Saturday, October 11, 2025

The Night Nurse

One hot, humid night in southern India many years ago, a night nurse lifted the mosquito netting around my bed and stepped inside, letting the net fall back into place behind her. She whispered, “Are you awake?”

I said yes. Her dark brown face was inches from mine. At first, all I could see were the whites of her eyes and teeth. I felt her breath falling softly against my skin, which was feverish and wet. She felt like a fresh breeze in the heavy tropical night.

As my eyes adjusted to the faint light in the room, I gradually became aware that she was patiently and systematically capturing the mosquitos flying around inside my netting one by one. This was a laborious process; often she would miss the insect on her first try but would persist until she succeeded. Whenever she caught one, she would carefully lift the net and allow it to fly off free into the night.

I thought I might be dreaming or hallucinating — both of which occurred at that time in that place — but this was real. She kept at it until every last insect had been freed from threatening me, a pale six-foot-tall young man whose weight had plummeted down to 97 pounds as I was battling a combination of typhoid fever and salmonella.

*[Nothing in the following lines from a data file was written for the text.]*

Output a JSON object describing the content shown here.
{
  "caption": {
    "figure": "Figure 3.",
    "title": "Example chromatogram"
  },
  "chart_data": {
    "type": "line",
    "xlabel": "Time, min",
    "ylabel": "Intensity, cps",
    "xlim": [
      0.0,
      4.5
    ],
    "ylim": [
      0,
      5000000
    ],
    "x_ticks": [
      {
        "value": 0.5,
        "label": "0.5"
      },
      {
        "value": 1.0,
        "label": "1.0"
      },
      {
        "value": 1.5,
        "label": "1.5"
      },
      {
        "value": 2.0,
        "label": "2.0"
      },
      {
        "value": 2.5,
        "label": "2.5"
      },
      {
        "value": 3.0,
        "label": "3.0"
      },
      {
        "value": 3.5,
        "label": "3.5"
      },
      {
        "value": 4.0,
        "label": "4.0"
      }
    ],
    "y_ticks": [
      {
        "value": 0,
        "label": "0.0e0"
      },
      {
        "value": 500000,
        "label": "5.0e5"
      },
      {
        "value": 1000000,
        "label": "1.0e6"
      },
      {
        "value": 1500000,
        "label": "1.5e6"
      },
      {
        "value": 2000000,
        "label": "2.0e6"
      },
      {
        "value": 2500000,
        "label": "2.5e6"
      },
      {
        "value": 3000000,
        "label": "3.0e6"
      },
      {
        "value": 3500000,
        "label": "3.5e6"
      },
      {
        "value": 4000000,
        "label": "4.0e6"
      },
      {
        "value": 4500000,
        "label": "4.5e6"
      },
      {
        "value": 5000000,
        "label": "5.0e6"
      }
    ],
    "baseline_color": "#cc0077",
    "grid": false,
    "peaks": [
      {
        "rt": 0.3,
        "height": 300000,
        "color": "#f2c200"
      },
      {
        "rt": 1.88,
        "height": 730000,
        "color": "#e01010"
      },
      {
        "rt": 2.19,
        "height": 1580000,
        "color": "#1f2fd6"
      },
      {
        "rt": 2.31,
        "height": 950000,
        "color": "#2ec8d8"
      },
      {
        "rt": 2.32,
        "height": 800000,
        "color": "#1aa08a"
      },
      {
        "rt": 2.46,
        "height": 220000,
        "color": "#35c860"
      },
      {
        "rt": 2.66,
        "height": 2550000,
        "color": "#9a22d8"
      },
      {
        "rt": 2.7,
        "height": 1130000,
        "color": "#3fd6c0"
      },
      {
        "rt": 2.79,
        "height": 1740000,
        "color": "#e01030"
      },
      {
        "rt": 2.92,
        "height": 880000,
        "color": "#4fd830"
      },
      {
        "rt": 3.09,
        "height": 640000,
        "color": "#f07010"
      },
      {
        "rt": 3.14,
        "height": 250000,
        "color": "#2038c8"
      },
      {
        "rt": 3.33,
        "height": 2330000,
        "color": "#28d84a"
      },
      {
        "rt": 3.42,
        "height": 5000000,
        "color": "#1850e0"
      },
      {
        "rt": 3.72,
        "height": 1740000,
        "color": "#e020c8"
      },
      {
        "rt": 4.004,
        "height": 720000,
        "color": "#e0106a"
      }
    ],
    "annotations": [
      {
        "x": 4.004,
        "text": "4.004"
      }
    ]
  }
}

During the weeks of our nightly meetings under the mosquito netting, I grew to depend on her visits. I also was slowly recovering my strength until I could be released from the hospital. As I got to know the day nurses who had brought me back from the near-dead, I discovered the reason why the night nurse was assigned to that shift.

She had suffered from a disfiguring case of smallpox as a child, resulting in a bad scarring of her face.

By my last night in the hospital, I was no longer sweating my fluids away, so when she came to check on me her breath felt warm. “You will be going,” she whispered. “Good-bye.”

“Good-bye, and thank you,” I whispered back. “I think you are the most beautiful nurse of all.”